Эмма Георгиевна тоже была бодрая и моложавая. Сложно было определить, сколько ей лет – тридцать пять, сорок пять, пятьдесят пять? Отчасти эта иллюзия была порождена ее некрасивым, но выразительным лицом (известно, что красивые женщины стареют раньше), отчасти – невероятной подвижностью и лица, и всей фигуры, которая просто не давала возможности как следует ее разглядеть.
Вокруг руководителей на поляне роилось человек пятнадцать-двадцать школьников. Двое, что были ближе всех, буркнули проходящей Танюше «здрасте». Остальные, равнодушно повернув головы, тут же вернулись к своим важным детским делам. Количественные перетурбации в мире взрослых были им неинтересны.
- Вы опять, смотрю, детей привезли, – полувопросительно-полуутвердительно пробормотала Танюша, поздоровавшись и присев на краешек бревна.
- Да вот, рыпаемся из последних сил. Надо же их как-то от гаджетов отрывать… Василий, а ну быстро убрал телефон! – сказала Эмма строгим голосом, обратившись к длинноволосому пареньку, сидевшему на бревне напротив; он увлеченно тыкал пальцами в экран смартфона. – Я что сказала? Гаджеты – после ужина! Ты, блин, в лесу! Надо с природой общаться!

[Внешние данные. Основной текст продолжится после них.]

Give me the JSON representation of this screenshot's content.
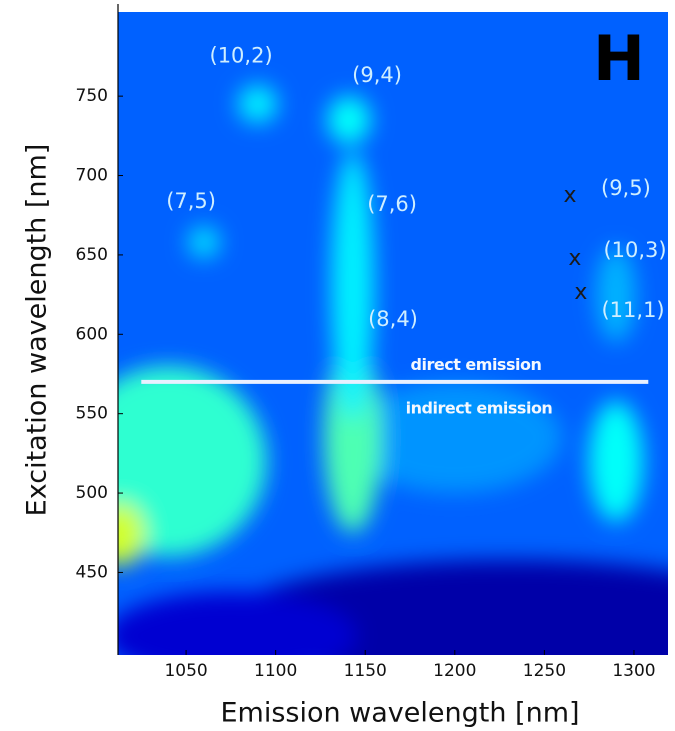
{
  "chart_data": {
    "type": "heatmap",
    "panel_label": "H",
    "x_label": "Emission wavelength [nm]",
    "y_label": "Excitation wavelength [nm]",
    "xlim": [
      1012,
      1319
    ],
    "ylim": [
      398,
      803
    ],
    "xticks": [
      1050,
      1100,
      1150,
      1200,
      1250,
      1300
    ],
    "yticks": [
      450,
      500,
      550,
      600,
      650,
      700,
      750
    ],
    "colormap": "jet",
    "background_z": 0.22,
    "features": [
      {
        "cx": 1230,
        "cy": 418,
        "rx": 160,
        "ry": 40,
        "z": 0.04
      },
      {
        "cx": 1075,
        "cy": 410,
        "rx": 70,
        "ry": 28,
        "z": 0.08
      },
      {
        "cx": 1200,
        "cy": 535,
        "rx": 60,
        "ry": 35,
        "z": 0.27
      },
      {
        "cx": 1040,
        "cy": 520,
        "rx": 55,
        "ry": 60,
        "z": 0.42
      },
      {
        "cx": 1013,
        "cy": 474,
        "rx": 14,
        "ry": 20,
        "z": 0.58
      },
      {
        "cx": 1143,
        "cy": 535,
        "rx": 16,
        "ry": 60,
        "z": 0.45
      },
      {
        "cx": 1143,
        "cy": 630,
        "rx": 12,
        "ry": 85,
        "z": 0.36
      },
      {
        "cx": 1141,
        "cy": 735,
        "rx": 12,
        "ry": 15,
        "z": 0.38
      },
      {
        "cx": 1090,
        "cy": 745,
        "rx": 11,
        "ry": 12,
        "z": 0.36
      },
      {
        "cx": 1060,
        "cy": 658,
        "rx": 9,
        "ry": 10,
        "z": 0.34
      },
      {
        "cx": 1290,
        "cy": 520,
        "rx": 15,
        "ry": 38,
        "z": 0.38
      },
      {
        "cx": 1290,
        "cy": 625,
        "rx": 11,
        "ry": 30,
        "z": 0.3
      }
    ],
    "annotations": [
      {
        "text": "(10,2)",
        "x": 1080.7,
        "y": 775,
        "kind": "peak"
      },
      {
        "text": "(9,4)",
        "x": 1156.6,
        "y": 762.6,
        "kind": "peak"
      },
      {
        "text": "(7,5)",
        "x": 1052.8,
        "y": 683.3,
        "kind": "peak"
      },
      {
        "text": "(7,6)",
        "x": 1165,
        "y": 681.4,
        "kind": "peak"
      },
      {
        "text": "(8,4)",
        "x": 1165.5,
        "y": 609,
        "kind": "peak"
      },
      {
        "text": "(9,5)",
        "x": 1295.5,
        "y": 691.5,
        "kind": "peak"
      },
      {
        "text": "(10,3)",
        "x": 1300.6,
        "y": 652.5,
        "kind": "peak"
      },
      {
        "text": "(11,1)",
        "x": 1299.5,
        "y": 614.8,
        "kind": "peak"
      },
      {
        "text": "x",
        "x": 1264.3,
        "y": 687,
        "kind": "marker"
      },
      {
        "text": "x",
        "x": 1267,
        "y": 647.5,
        "kind": "marker"
      },
      {
        "text": "x",
        "x": 1270.4,
        "y": 626,
        "kind": "marker"
      },
      {
        "text": "direct emission",
        "x": 1211.8,
        "y": 580.2,
        "kind": "emission"
      },
      {
        "text": "indirect emission",
        "x": 1213.5,
        "y": 553,
        "kind": "emission"
      }
    ],
    "separator": {
      "y": 570,
      "x": [
        1025,
        1308
      ],
      "color": "#e8f0ff"
    },
    "panel_position": {
      "x": 1291.6,
      "y": 771
    }
  }
}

Паренек недовольно убрал телефон в карман, поднялся и, что-то бурча себе под нос, повлекся к ближайшим кустам. Там на седушках уже расположилась группа мальчиков и девочек, и их низко склоненные к коленям головы не свидетельствовали о том, что они общаются с природой.
- Блин, ну что с ними делать, а? Вот родители тоже – я сказала, чтобы на выезде никаких телефонов. И чего? Они у каждого второго! Ну как, скажи, из них нормальных людей вырастить? Вот у нас - разве были телефоны?
Танюша сделала неопределенный жест, означавший одновременно и отрицание наличия у нее в детстве смартфона, и полнейшего согласия с озабоченностью Эммы Георгиевны.
- И ничего, нормальными людьми выросли. А эти кем вырастут, я не знаю… Эй, народ, это чё там происходит? – вдруг гаркнула она, повернувшись к другой группе подростков, которая в этот момент резвилась у озера. Вооружившись котлами, они окатывали друг друга сверкающими водяными брызгами, и сопровождали все это веселым визгом. – Мирохина, Савинова, вы вааще охренели?! Вы там, значит, будете водой обливаться, потом заболеете, а потом мне за все это отвечать?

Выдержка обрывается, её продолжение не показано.